6. En deuxième lieu, d'une part, la circonstance que, par un arrêté du 1er octobre 2012, Mme A... avait été placée en position d'activité à temps partiel jusqu'au 31 août 2013 n'est pas de nature à démontrer qu'après cette échéance l'administration était tenue de verser à cet agent, eu égard à sa position de congé de maladie, un plein traitement. D'autre part, le document intitulé " gestion individuelle - historique des congés ", établi le 25 avril 2014 et constituant un tableau récapitulatif des périodes de congés pris par Mme A... ou en cours à cette date, produit par la requérante, n'est pas de nature à révéler une décision de l'administration d'accorder à Mme A... un avantage financier correspondant au versement d'un plein traitement ni, par suite, l'existence d'un acte individuel créateur de droits, nonobstant la mention " PT " pour " plein traitement " figurant pour certaines périodes de congés, alors au demeurant que ledit tableau a été établi postérieurement aux périodes en cause, de sorte que Mme A... ne pourrait, en tout état de cause, invoquer une méconnaissance, à la date de versement de son traitement pour les périodes concernées, d'un acte créateur de droits antérieur. Dès lors, il ne résulte pas de l'instruction que l'administration aurait méconnu, de manière fautive, ses engagements en procédant au versement d'un demi-traitement à Mme A....

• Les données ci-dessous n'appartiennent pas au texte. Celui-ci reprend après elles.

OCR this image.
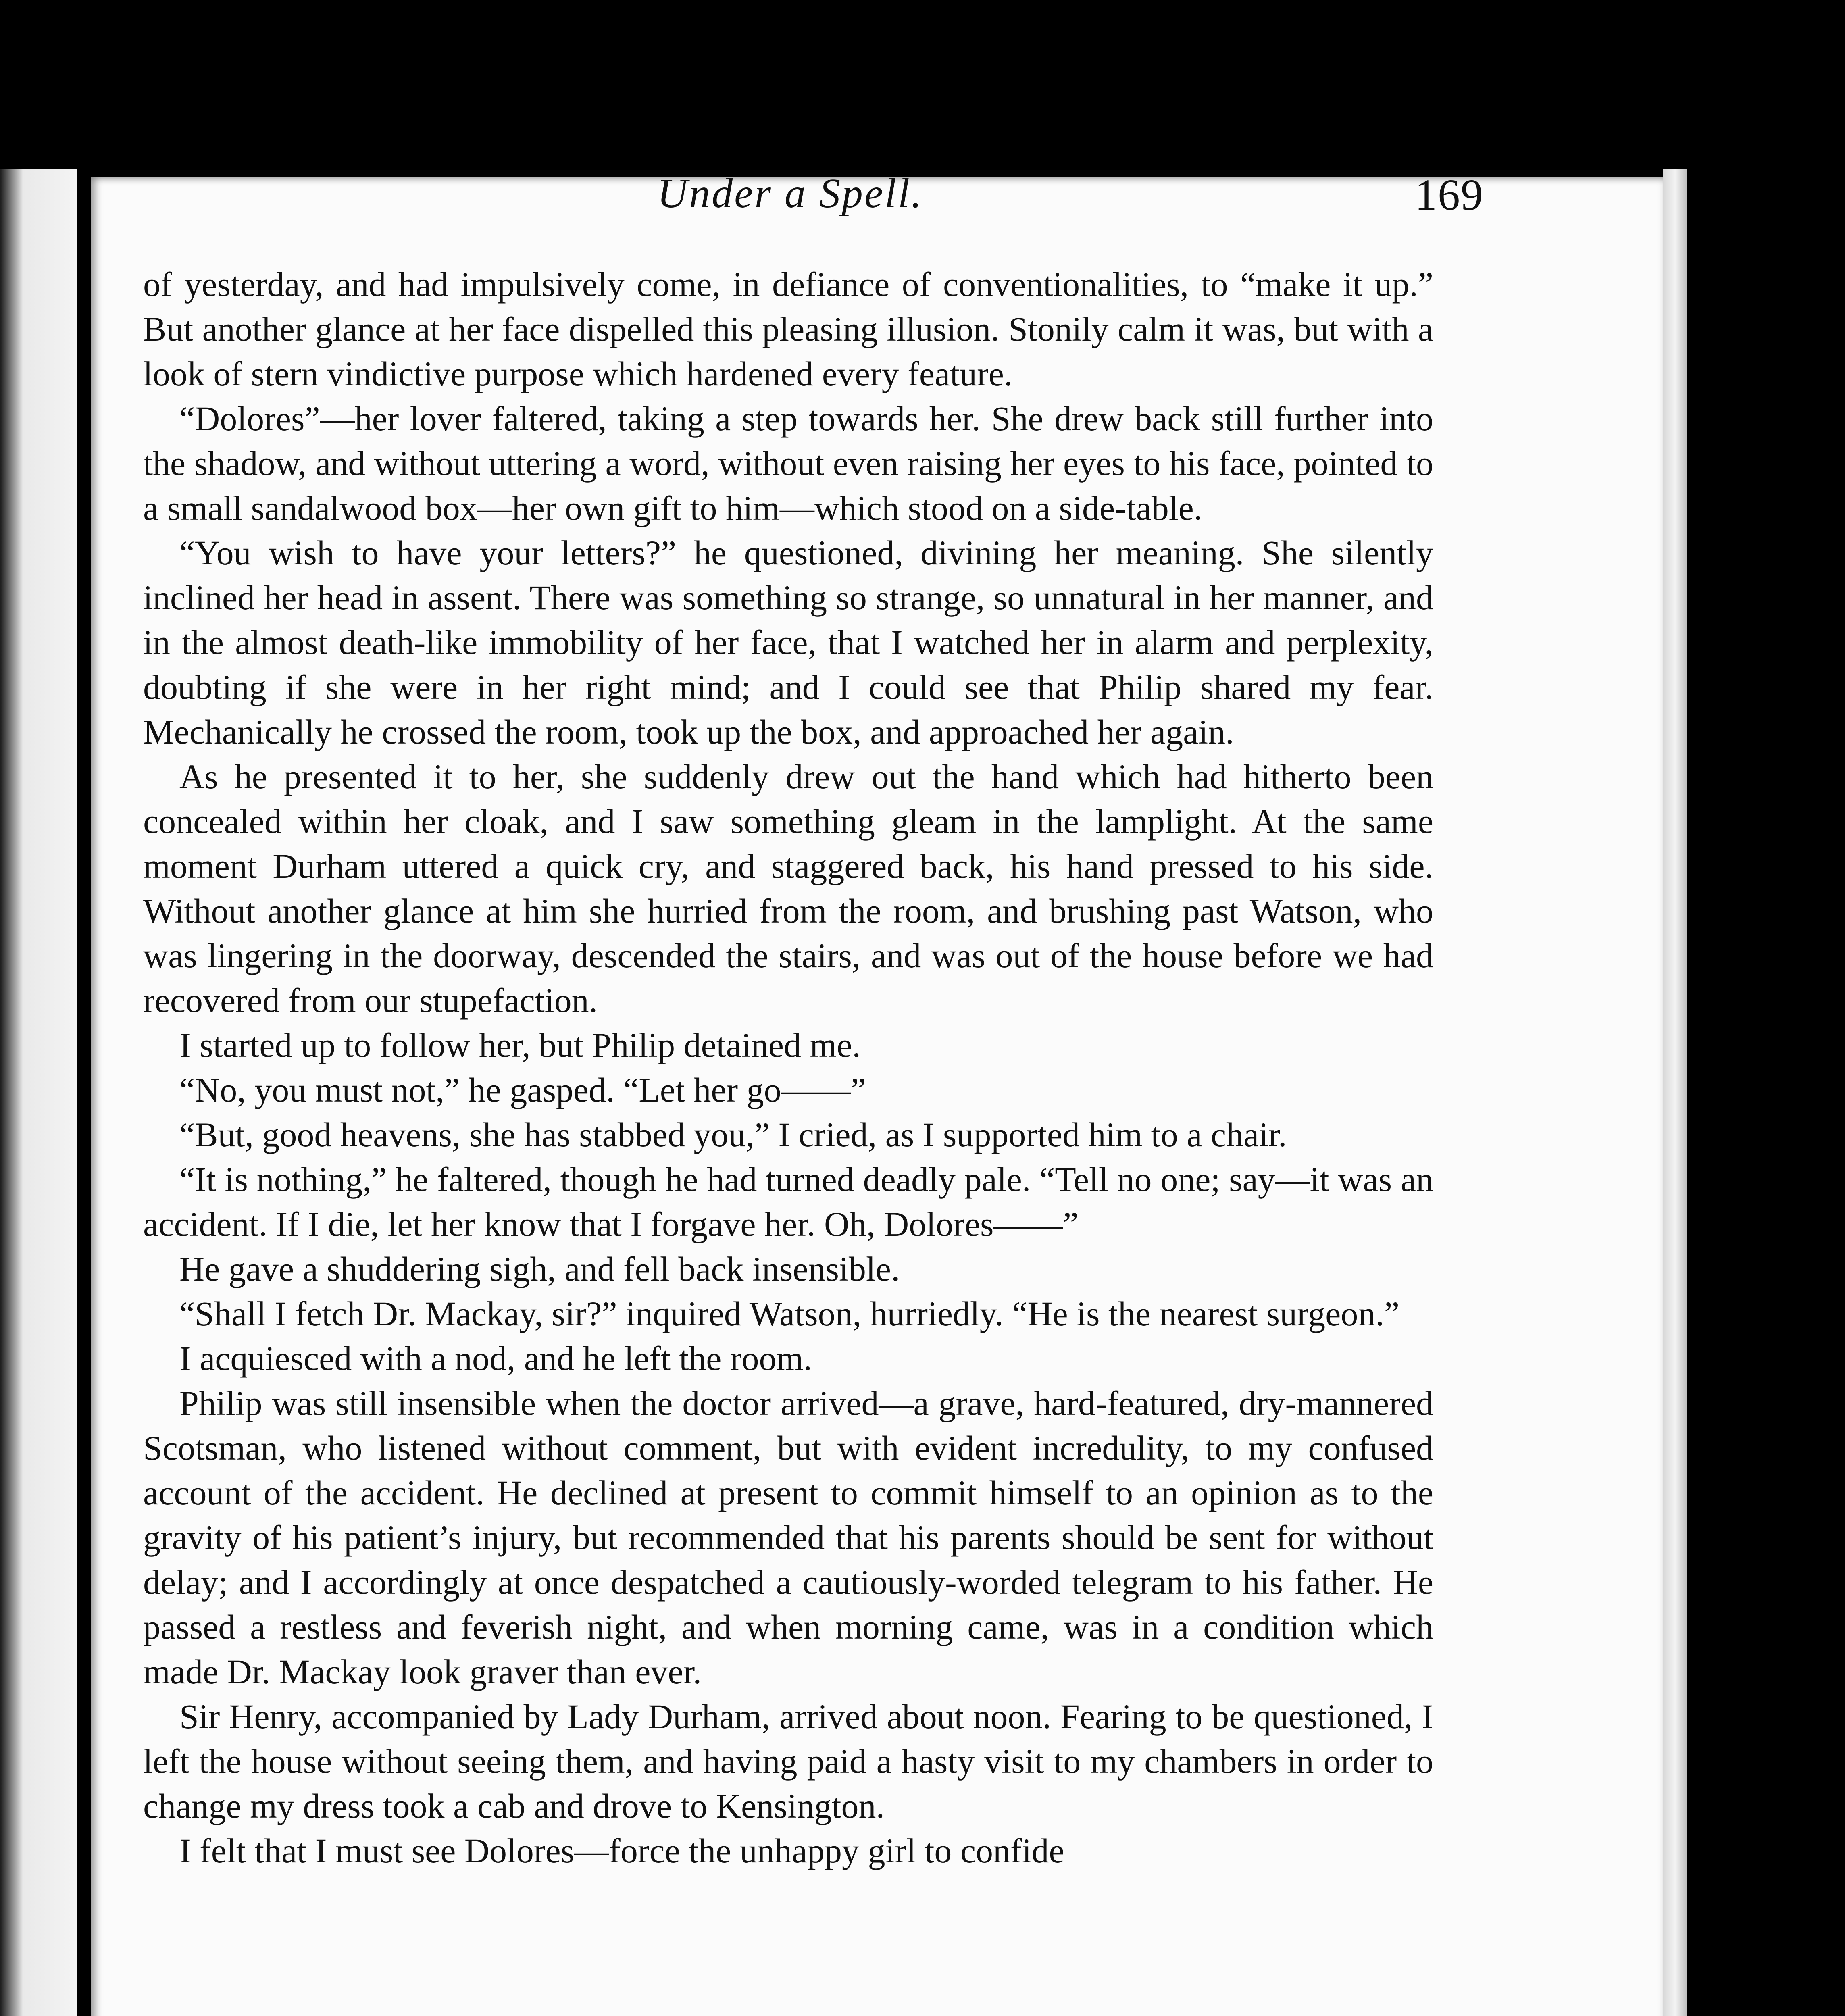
Under a Spell.	169

of yesterday, and had impulsively come, in defiance of conventionalities, to “make it up.” But another glance at her face dispelled this pleasing illusion. Stonily calm it was, but with a look of stern vindictive purpose which hardened every feature.

“Dolores”—her lover faltered, taking a step towards her. She drew back still further into the shadow, and without uttering a word, without even raising her eyes to his face, pointed to a small sandalwood box—her own gift to him—which stood on a side-table.

“You wish to have your letters?” he questioned, divining her meaning. She silently inclined her head in assent. There was something so strange, so unnatural in her manner, and in the almost death-like immobility of her face, that I watched her in alarm and perplexity, doubting if she were in her right mind; and I could see that Philip shared my fear. Mechanically he crossed the room, took up the box, and approached her again.

As he presented it to her, she suddenly drew out the hand which had hitherto been concealed within her cloak, and I saw something gleam in the lamplight. At the same moment Durham uttered a quick cry, and staggered back, his hand pressed to his side. Without another glance at him she hurried from the room, and brushing past Watson, who was lingering in the doorway, descended the stairs, and was out of the house before we had recovered from our stupefaction.

I started up to follow her, but Philip detained me.

“No, you must not,” he gasped. “Let her go——”

“But, good heavens, she has stabbed you,” I cried, as I supported him to a chair.

“It is nothing,” he faltered, though he had turned deadly pale. “Tell no one; say—it was an accident. If I die, let her know that I forgave her. Oh, Dolores——”

He gave a shuddering sigh, and fell back insensible.

“Shall I fetch Dr. Mackay, sir?” inquired Watson, hurriedly. “He is the nearest surgeon.”

I acquiesced with a nod, and he left the room.

Philip was still insensible when the doctor arrived—a grave, hard-featured, dry-mannered Scotsman, who listened without comment, but with evident incredulity, to my confused account of the accident. He declined at present to commit himself to an opinion as to the gravity of his patient’s injury, but recommended that his parents should be sent for without delay; and I accordingly at once despatched a cautiously-worded telegram to his father. He passed a restless and feverish night, and when morning came, was in a condition which made Dr. Mackay look graver than ever.

Sir Henry, accompanied by Lady Durham, arrived about noon. Fearing to be questioned, I left the house without seeing them, and having paid a hasty visit to my chambers in order to change my dress took a cab and drove to Kensington.

I felt that I must see Dolores—force the unhappy girl to confide
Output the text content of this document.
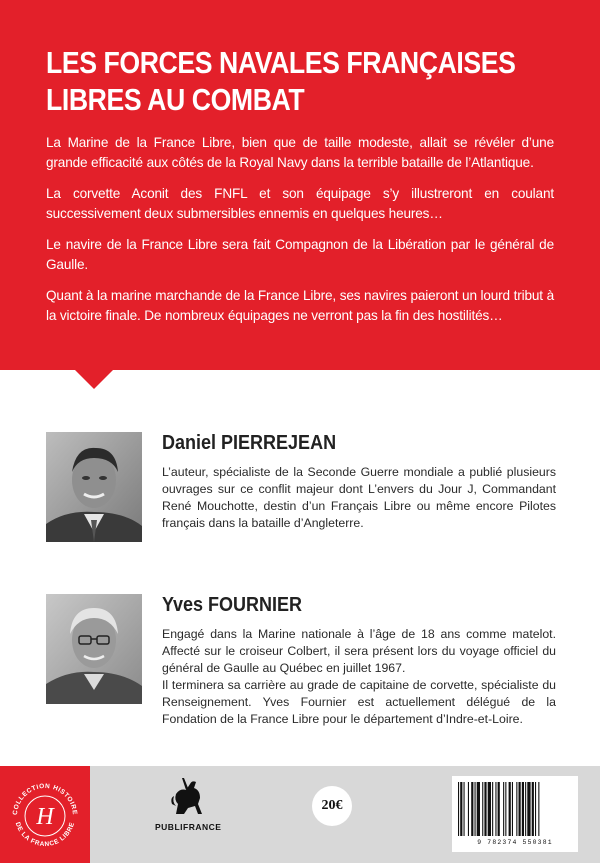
LES FORCES NAVALES FRANÇAISES
LIBRES AU COMBAT

La Marine de la France Libre, bien que de taille modeste, allait se révéler d’une grande efficacité aux côtés de la Royal Navy dans la terrible bataille de l’Atlantique.

La corvette Aconit des FNFL et son équipage s’y illustreront en coulant successivement deux submersibles ennemis en quelques heures…

Le navire de la France Libre sera fait Compagnon de la Libération par le général de Gaulle.

Quant à la marine marchande de la France Libre, ses navires paieront un lourd tribut à la victoire finale. De nombreux équipages ne verront pas la fin des hostilités…

Daniel PIERREJEAN
L’auteur, spécialiste de la Seconde Guerre mondiale a publié plusieurs ouvrages sur ce conflit majeur dont L’envers du Jour J, Commandant René Mouchotte, destin d’un Français Libre ou même encore Pilotes français dans la bataille d’Angleterre.
Yves FOURNIER
Engagé dans la Marine nationale à l’âge de 18 ans comme matelot. Affecté sur le croiseur Colbert, il sera présent lors du voyage officiel du général de Gaulle au Québec en juillet 1967.
Il terminera sa carrière au grade de capitaine de corvette, spécialiste du Renseignement. Yves Fournier est actuellement délégué de la Fondation de la France Libre pour le département d’Indre-et-Loire.
COLLECTION HISTOIRE
DE LA FRANCE LIBRE
H	PUBLIFRANCE
20€
9 782374 550381
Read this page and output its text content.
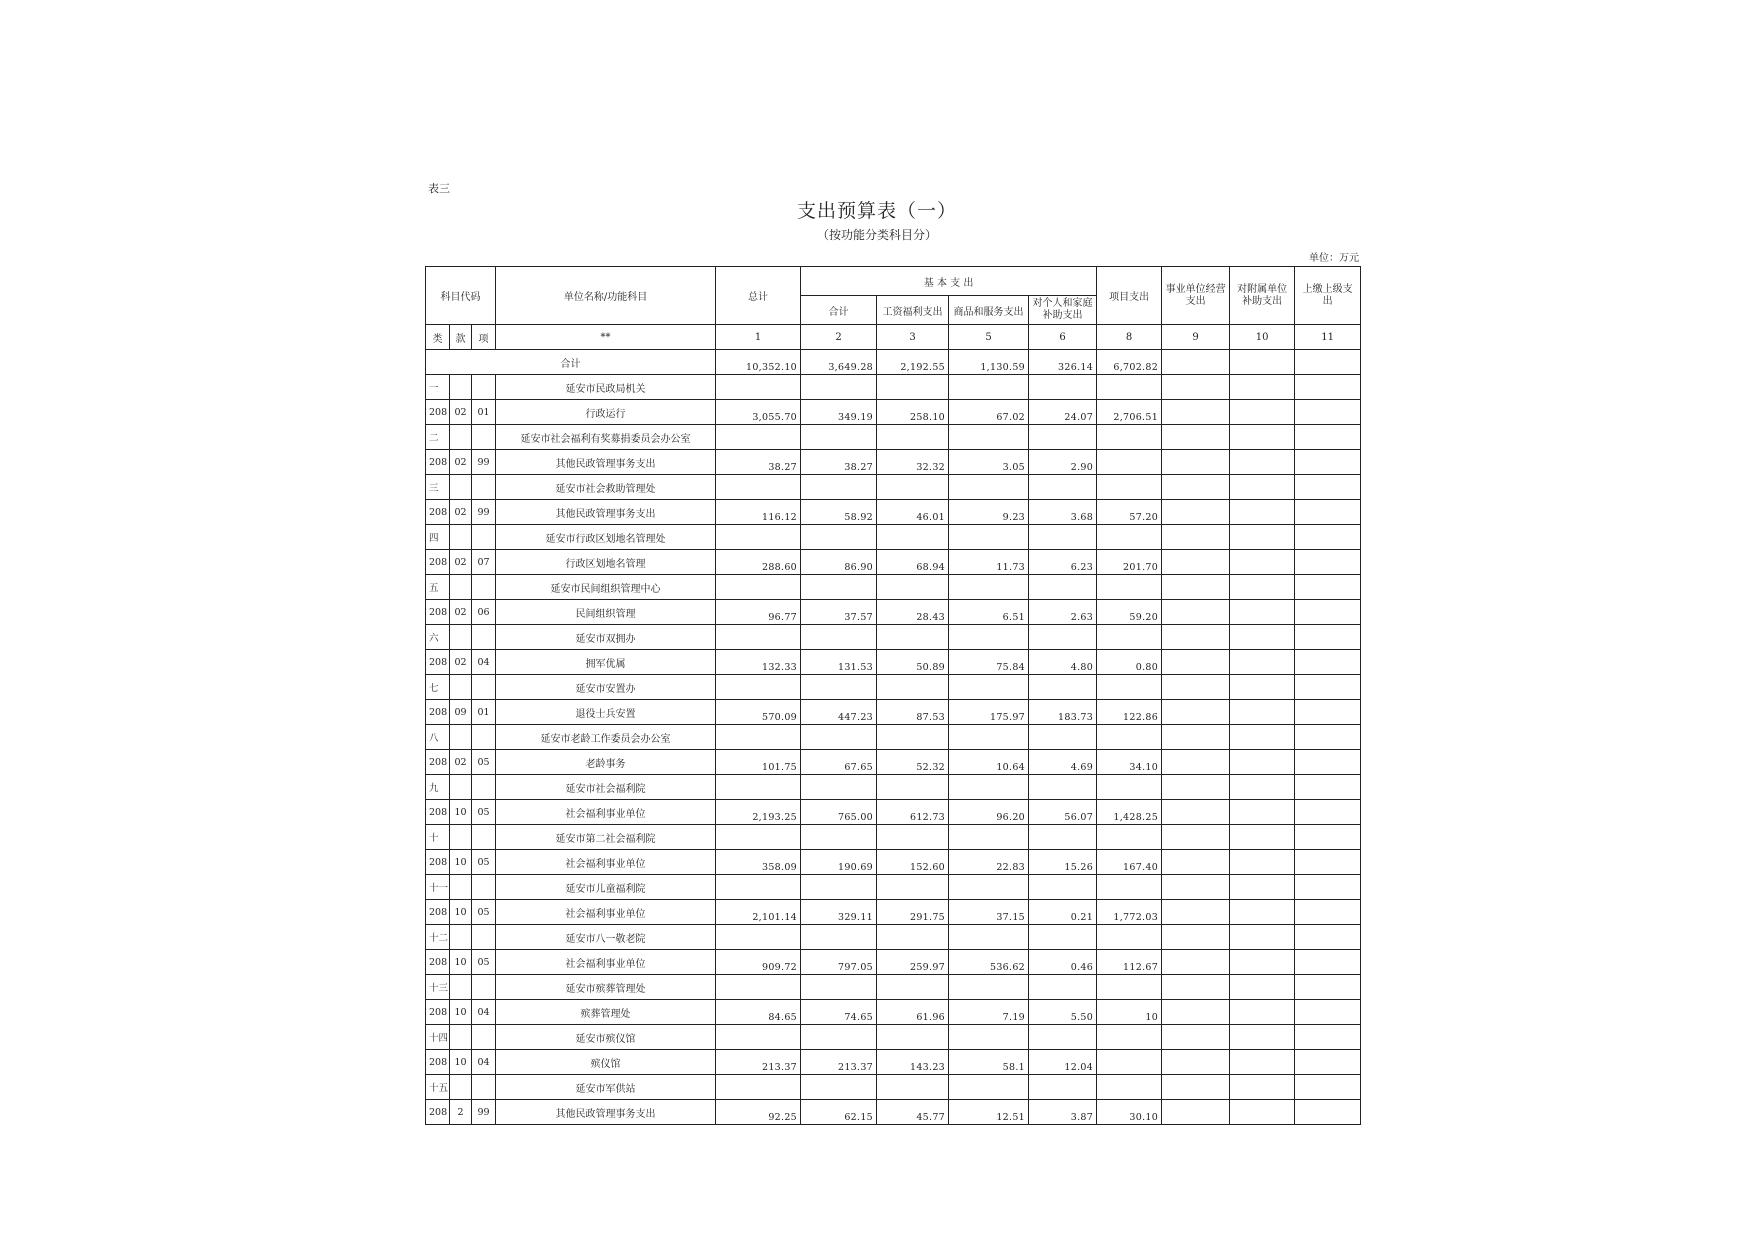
表三
支出预算表（一）
（按功能分类科目分）
单位：万元
科目代码			单位名称/功能科目	总计	基 本 支 出				项目支出	事业单位经营支出	对附属单位补助支出	上缴上级支出
					合计	工资福利支出	商品和服务支出	对个人和家庭补助支出				
类	款	项	**	1	2	3	5	6	8	9	10	11
合计				10,352.10	3,649.28	2,192.55	1,130.59	326.14	6,702.82			
一			延安市民政局机关									
208	02	01	行政运行	3,055.70	349.19	258.10	67.02	24.07	2,706.51			
二			延安市社会福利有奖募捐委员会办公室									
208	02	99	其他民政管理事务支出	38.27	38.27	32.32	3.05	2.90				
三			延安市社会救助管理处									
208	02	99	其他民政管理事务支出	116.12	58.92	46.01	9.23	3.68	57.20			
四			延安市行政区划地名管理处									
208	02	07	行政区划地名管理	288.60	86.90	68.94	11.73	6.23	201.70			
五			延安市民间组织管理中心									
208	02	06	民间组织管理	96.77	37.57	28.43	6.51	2.63	59.20			
六			延安市双拥办									
208	02	04	拥军优属	132.33	131.53	50.89	75.84	4.80	0.80			
七			延安市安置办									
208	09	01	退役士兵安置	570.09	447.23	87.53	175.97	183.73	122.86			
八			延安市老龄工作委员会办公室									
208	02	05	老龄事务	101.75	67.65	52.32	10.64	4.69	34.10			
九			延安市社会福利院									
208	10	05	社会福利事业单位	2,193.25	765.00	612.73	96.20	56.07	1,428.25			
十			延安市第二社会福利院									
208	10	05	社会福利事业单位	358.09	190.69	152.60	22.83	15.26	167.40			
十一			延安市儿童福利院									
208	10	05	社会福利事业单位	2,101.14	329.11	291.75	37.15	0.21	1,772.03			
十二			延安市八一敬老院									
208	10	05	社会福利事业单位	909.72	797.05	259.97	536.62	0.46	112.67			
十三			延安市殡葬管理处									
208	10	04	殡葬管理处	84.65	74.65	61.96	7.19	5.50	10			
十四			延安市殡仪馆									
208	10	04	殡仪馆	213.37	213.37	143.23	58.1	12.04				
十五			延安市军供站									
208	2	99	其他民政管理事务支出	92.25	62.15	45.77	12.51	3.87	30.10			
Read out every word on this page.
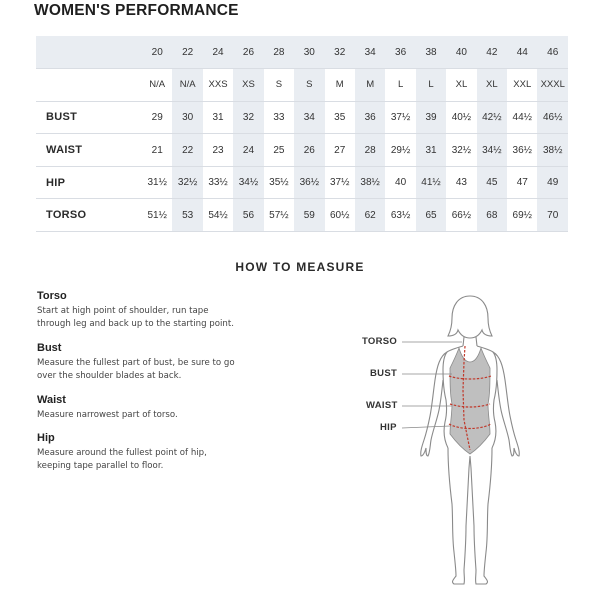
WOMEN'S PERFORMANCE
	20	22	24	26	28	30	32	34	36	38	40	42	44	46
	N/A	N/A	XXS	XS	S	S	M	M	L	L	XL	XL	XXL	XXXL
BUST	29	30	31	32	33	34	35	36	37½	39	40½	42½	44½	46½
WAIST	21	22	23	24	25	26	27	28	29½	31	32½	34½	36½	38½
HIP	31½	32½	33½	34½	35½	36½	37½	38½	40	41½	43	45	47	49
TORSO	51½	53	54½	56	57½	59	60½	62	63½	65	66½	68	69½	70
HOW TO MEASURE
Torso
Start at high point of shoulder, run tape through leg and back up to the starting point.
Bust
Measure the fullest part of bust, be sure to go over the shoulder blades at back.
Waist
Measure narrowest part of torso.
Hip
Measure around the fullest point of hip, keeping tape parallel to floor.
TORSO
BUST
WAIST
HIP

7. En troisième et dernier lieu, il ne résulte pas de l'instruction que l'administration aurait placé Mme A... en situation irrégulière ni qu'elle lui aurait fait croire, comme le soutient la requérante, qu'elle percevrait un plein traitement.
8. Il résulte de ce qui précède que Mme A... n'est pas fondée à soutenir que c'est à tort que, par le jugement attaqué, le tribunal administratif de Grenoble a rejeté ses demandes. Doivent être rejetées, par voie de conséquence, ses conclusions tendant au bénéfice des dispositions de l'article L. 761-1 du code de justice administrative.
DÉCIDE :
Article 1er : La requête de Mme A... est rejetée.
Article 2 : Le présent arrêt sera notifié à Mme B... A... et au ministre de l'éducation nationale.
Délibéré après l'audience du 1er octobre 2018 à laquelle siégeaient :
M. Clot, président de chambre,
M. Seillet, président assesseur,
Mme Dèche, premier conseiller.
Lu en audience publique, le 22 octobre 2018.